April 6, 2006
Vietnam finds bird flu in poultry smuggled from China
Officials have found the virulent H5N1 bird flu virus in poultry smuggled into Vietnam from neighbouring China, state-controlled media reported Thursday.
Truong Van Dung, director of the National Institute of Animal Health said at a bird flu meeting in Hanoi on Wednesday (Apr 6) that his agency had found the virus in one of 30 samples taken from poultry smuggled into Vietnam through northern Lang Son province in March.
Another test showed 16 samples had bird flu antibodies, a sign that the birds had previously been exposed to the virus, he said.
Dung said his institute is conducting tests on 40 other samples taken from chickens smuggled into Vietnam through northern Quang Ninh province.
Authorities in Lang Son and Quang Ninh confiscated and destroyed nearly 40 tons of chickens, 126,000 eggs and 1,000 ducks smuggled from China.
Earlier this month, Agriculture Minister Cao Duc Phat warned that poultry smuggled from China was a "direct threat" to Vietnam.

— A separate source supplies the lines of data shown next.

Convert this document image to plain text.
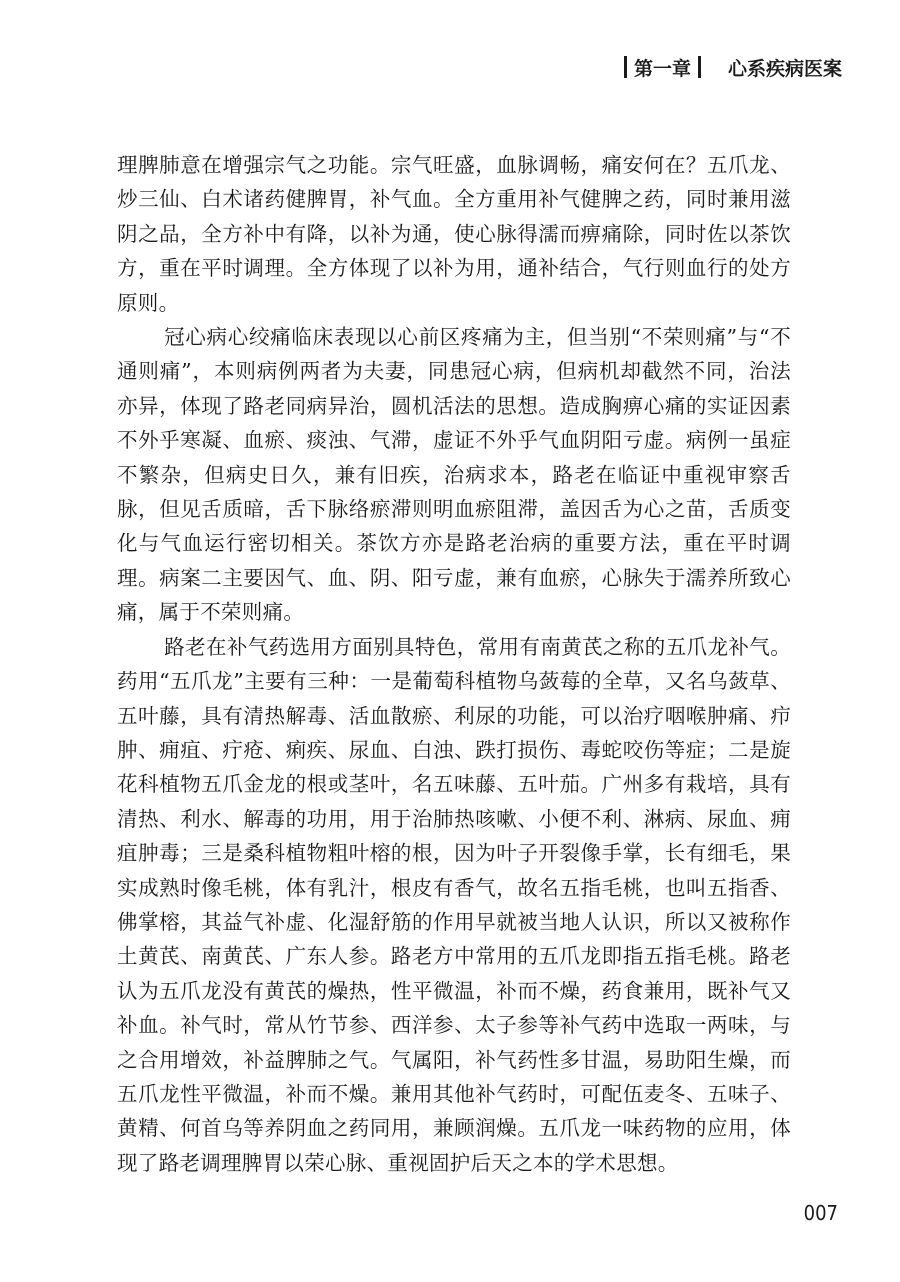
第一章 心系疾病医案

理脾肺意在增强宗气之功能。宗气旺盛，血脉调畅，痛安何在？五爪龙、炒三仙、白术诸药健脾胃，补气血。全方重用补气健脾之药，同时兼用滋阴之品，全方补中有降，以补为通，使心脉得濡而痹痛除，同时佐以茶饮方，重在平时调理。全方体现了以补为用，通补结合，气行则血行的处方原则。

冠心病心绞痛临床表现以心前区疼痛为主，但当别“不荣则痛”与“不通则痛”，本则病例两者为夫妻，同患冠心病，但病机却截然不同，治法亦异，体现了路老同病异治，圆机活法的思想。造成胸痹心痛的实证因素不外乎寒凝、血瘀、痰浊、气滞，虚证不外乎气血阴阳亏虚。病例一虽症不繁杂，但病史日久，兼有旧疾，治病求本，路老在临证中重视审察舌脉，但见舌质暗，舌下脉络瘀滞则明血瘀阻滞，盖因舌为心之苗，舌质变化与气血运行密切相关。茶饮方亦是路老治病的重要方法，重在平时调理。病案二主要因气、血、阴、阳亏虚，兼有血瘀，心脉失于濡养所致心痛，属于不荣则痛。

路老在补气药选用方面别具特色，常用有南黄芪之称的五爪龙补气。药用“五爪龙”主要有三种：一是葡萄科植物乌蔹莓的全草，又名乌蔹草、五叶藤，具有清热解毒、活血散瘀、利尿的功能，可以治疗咽喉肿痛、疖肿、痈疽、疔疮、痢疾、尿血、白浊、跌打损伤、毒蛇咬伤等症；二是旋花科植物五爪金龙的根或茎叶，名五味藤、五叶茄。广州多有栽培，具有清热、利水、解毒的功用，用于治肺热咳嗽、小便不利、淋病、尿血、痈疽肿毒；三是桑科植物粗叶榕的根，因为叶子开裂像手掌，长有细毛，果实成熟时像毛桃，体有乳汁，根皮有香气，故名五指毛桃，也叫五指香、佛掌榕，其益气补虚、化湿舒筋的作用早就被当地人认识，所以又被称作土黄芪、南黄芪、广东人参。路老方中常用的五爪龙即指五指毛桃。路老认为五爪龙没有黄芪的燥热，性平微温，补而不燥，药食兼用，既补气又补血。补气时，常从竹节参、西洋参、太子参等补气药中选取一两味，与之合用增效，补益脾肺之气。气属阳，补气药性多甘温，易助阳生燥，而五爪龙性平微温，补而不燥。兼用其他补气药时，可配伍麦冬、五味子、黄精、何首乌等养阴血之药同用，兼顾润燥。五爪龙一味药物的应用，体现了路老调理脾胃以荣心脉、重视固护后天之本的学术思想。

007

Vietnam has temporarily stamped out bird flu, with no outbreaks reported in poultry since December, and no human infections since November last year.

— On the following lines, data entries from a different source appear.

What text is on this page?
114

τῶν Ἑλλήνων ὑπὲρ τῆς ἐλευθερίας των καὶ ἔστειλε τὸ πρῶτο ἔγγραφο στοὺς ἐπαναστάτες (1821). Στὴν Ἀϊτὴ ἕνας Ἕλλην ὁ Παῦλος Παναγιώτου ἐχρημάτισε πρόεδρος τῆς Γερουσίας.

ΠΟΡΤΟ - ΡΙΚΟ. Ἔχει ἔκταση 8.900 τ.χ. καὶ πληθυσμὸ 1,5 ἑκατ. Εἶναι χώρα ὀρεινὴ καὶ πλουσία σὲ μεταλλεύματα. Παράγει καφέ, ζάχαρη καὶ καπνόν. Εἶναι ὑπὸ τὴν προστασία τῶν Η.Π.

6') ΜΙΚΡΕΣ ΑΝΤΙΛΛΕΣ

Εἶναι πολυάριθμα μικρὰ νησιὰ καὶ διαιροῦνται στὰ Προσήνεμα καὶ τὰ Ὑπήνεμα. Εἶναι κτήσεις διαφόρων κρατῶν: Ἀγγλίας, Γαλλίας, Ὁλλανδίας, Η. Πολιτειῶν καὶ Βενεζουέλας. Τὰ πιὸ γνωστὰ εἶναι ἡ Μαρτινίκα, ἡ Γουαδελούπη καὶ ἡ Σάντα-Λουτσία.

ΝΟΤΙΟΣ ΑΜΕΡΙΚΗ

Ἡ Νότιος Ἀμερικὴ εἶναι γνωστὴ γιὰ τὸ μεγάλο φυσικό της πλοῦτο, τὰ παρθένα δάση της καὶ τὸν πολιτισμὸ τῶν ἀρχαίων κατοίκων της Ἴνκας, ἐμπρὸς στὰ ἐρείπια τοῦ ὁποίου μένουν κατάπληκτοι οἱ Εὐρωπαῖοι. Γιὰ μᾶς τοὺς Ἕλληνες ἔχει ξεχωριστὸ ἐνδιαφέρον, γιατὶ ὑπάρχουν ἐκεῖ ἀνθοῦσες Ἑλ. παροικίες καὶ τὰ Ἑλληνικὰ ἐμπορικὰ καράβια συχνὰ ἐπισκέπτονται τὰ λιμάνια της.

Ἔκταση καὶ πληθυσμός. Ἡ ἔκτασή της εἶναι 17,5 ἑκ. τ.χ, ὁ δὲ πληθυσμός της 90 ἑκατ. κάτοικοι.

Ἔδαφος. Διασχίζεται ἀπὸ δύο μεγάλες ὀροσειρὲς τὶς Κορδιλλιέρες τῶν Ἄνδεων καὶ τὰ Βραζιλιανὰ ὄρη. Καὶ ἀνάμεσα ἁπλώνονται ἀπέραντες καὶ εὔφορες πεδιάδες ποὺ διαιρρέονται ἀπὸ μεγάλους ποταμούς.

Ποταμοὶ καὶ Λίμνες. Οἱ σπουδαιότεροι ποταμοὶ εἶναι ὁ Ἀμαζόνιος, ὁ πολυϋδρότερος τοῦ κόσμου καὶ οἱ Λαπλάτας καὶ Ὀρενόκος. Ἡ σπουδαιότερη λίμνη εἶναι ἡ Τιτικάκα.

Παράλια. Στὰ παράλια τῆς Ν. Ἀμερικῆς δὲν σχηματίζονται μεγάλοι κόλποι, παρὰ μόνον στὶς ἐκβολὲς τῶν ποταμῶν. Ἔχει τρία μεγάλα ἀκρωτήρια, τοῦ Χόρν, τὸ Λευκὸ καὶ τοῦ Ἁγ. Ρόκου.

Bird flu has killed at least 108 people - about 40 percent in Vietnam - since the H5N1 virus began ravaging poultry stocks in late 2003, according to the World Health Organization.
Vietnam had urged local authorities in the four northern border provinces, considered major consumers of smuggled poultry, to prevent illegal poultry from being sold.
Prime Minister Phan Van Khai also called on customs officials, market inspectors and border guards to clamp down on cross-border trade of poultry and called for severe punishment for anyone caught smuggling birds into the country.